Is this Clutching at Straws Month? Because I don't know how to dress or what to buy for it. I do know how to celebrate, though. Just publish a study that counters traditional beliefs. And don’t ask questions that might uncover flaws. The latest example emerged this week in the July issue of Cognitive Science. Three researchers alleged that young children who are "exposed to religion" -- gotta love that wording -- have trouble telling fact from fiction.
This claim is in an appallingly brief, 291-word article in the Huffington Post -- which, true to form, swallows and regurgitates the stuff without chewing. We'll get to that in a bit.
First, here's how it went down:
Researchers presented 5- and 6-year-old children from both public and parochial schools with three different types of stories -- religious, fantastical and realistic -- in an effort to gauge how well they could identify narratives with impossible elements as fictional.
The study found that, of the 66 participants, children who went to church or were enrolled in a parochial school were significantly less able than secular children to identify supernatural elements, such as talking animals, as fictional.

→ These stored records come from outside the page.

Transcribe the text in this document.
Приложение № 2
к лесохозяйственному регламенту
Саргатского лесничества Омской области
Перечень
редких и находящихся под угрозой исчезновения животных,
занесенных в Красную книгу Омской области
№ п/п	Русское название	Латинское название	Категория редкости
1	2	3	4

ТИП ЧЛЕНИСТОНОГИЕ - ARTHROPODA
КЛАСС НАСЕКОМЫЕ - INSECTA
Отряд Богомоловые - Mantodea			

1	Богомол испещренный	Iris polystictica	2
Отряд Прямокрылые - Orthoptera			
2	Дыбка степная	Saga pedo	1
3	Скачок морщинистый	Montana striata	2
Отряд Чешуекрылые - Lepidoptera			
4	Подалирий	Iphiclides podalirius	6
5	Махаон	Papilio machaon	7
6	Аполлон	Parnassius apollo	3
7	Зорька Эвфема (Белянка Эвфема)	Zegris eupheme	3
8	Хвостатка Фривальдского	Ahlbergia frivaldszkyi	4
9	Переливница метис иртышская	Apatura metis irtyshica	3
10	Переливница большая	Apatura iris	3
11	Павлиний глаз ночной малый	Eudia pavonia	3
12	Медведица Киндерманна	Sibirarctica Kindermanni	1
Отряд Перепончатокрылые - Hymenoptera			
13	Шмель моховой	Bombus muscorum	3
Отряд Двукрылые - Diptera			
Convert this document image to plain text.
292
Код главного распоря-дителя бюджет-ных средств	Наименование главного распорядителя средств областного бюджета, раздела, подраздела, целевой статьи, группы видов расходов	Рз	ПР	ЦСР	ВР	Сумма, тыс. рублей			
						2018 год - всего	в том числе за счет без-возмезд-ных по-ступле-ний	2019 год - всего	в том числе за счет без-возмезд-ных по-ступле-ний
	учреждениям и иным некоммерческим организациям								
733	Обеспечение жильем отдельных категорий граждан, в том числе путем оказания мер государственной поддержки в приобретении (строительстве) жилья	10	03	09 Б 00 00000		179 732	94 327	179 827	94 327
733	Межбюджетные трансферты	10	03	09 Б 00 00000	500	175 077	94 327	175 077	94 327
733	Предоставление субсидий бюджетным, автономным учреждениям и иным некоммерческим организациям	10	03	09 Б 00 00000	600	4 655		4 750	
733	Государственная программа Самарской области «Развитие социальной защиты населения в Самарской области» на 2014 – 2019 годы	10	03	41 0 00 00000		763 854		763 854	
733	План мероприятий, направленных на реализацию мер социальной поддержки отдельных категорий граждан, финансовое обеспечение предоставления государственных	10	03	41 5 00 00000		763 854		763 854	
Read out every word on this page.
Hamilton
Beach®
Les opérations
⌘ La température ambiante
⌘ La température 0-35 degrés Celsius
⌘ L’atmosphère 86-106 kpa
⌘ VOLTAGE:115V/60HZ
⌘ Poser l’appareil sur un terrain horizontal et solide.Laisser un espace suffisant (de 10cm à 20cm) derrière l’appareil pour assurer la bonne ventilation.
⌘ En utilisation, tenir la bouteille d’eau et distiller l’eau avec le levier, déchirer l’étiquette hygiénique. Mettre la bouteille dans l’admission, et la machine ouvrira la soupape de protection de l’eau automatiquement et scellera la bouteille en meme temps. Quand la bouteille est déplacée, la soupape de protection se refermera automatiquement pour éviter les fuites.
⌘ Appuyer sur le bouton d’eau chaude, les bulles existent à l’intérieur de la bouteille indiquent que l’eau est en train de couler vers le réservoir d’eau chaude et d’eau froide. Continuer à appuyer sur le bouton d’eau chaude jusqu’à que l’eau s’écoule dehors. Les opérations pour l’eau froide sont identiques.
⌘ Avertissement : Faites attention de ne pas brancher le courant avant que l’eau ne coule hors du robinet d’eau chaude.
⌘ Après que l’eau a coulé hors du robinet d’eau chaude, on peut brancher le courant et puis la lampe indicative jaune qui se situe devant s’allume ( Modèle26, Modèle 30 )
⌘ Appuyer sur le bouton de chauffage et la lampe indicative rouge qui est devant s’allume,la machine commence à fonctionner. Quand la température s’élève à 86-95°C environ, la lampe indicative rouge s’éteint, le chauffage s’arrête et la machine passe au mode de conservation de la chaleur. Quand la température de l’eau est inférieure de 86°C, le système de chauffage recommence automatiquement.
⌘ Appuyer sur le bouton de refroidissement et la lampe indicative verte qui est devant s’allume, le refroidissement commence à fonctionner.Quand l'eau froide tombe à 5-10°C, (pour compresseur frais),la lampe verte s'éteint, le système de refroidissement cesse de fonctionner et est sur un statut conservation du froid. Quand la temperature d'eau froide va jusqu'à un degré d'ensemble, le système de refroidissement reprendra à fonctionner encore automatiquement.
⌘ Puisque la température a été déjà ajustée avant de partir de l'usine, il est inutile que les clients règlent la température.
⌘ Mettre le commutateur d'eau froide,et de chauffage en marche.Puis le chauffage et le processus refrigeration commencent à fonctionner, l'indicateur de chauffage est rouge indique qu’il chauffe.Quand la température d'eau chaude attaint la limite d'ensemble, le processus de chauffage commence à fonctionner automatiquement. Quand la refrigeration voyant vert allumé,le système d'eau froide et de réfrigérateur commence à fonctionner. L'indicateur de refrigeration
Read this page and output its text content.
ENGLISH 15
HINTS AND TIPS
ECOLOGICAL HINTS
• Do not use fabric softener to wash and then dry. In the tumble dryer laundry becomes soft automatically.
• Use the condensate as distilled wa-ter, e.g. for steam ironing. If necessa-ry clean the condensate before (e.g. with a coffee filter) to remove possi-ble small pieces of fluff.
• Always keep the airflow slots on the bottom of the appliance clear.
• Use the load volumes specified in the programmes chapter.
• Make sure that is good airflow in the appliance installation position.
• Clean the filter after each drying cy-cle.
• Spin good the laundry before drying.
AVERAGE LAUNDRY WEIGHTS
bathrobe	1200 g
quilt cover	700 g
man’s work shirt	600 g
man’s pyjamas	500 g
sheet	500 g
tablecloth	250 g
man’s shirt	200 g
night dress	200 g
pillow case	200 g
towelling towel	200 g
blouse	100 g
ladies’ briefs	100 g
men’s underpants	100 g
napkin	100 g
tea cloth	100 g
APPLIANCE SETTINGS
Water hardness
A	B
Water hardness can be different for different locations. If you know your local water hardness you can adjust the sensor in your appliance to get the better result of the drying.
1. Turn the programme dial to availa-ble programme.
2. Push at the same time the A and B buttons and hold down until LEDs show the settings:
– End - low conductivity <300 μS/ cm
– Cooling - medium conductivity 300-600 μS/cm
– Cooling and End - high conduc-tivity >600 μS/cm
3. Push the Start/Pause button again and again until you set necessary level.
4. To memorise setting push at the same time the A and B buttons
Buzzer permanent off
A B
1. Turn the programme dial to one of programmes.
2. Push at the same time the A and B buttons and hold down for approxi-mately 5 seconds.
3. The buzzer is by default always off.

By relating seemingly impossible religious events achieved through divine intervention (e.g., Jesus transforming water into wine) to fictional narratives, religious children would more heavily rely on religion to justify their false categorizations.
“In both studies, [children exposed to religion] were less likely to judge the characters in the fantastical stories as pretend, and in line with this equivocation, they made more appeals to reality and fewer appeals to impossibility than did secular children,” the study concluded.
Now let's dismantle this, starting with the sampling. I don’t often resort to italics, but c'mon -- sixty-six subjects? I saw several times that many kids yesterday at one Vacation Bible School. A sampling of 66 children is pretty small for an attempt to generalize to all children.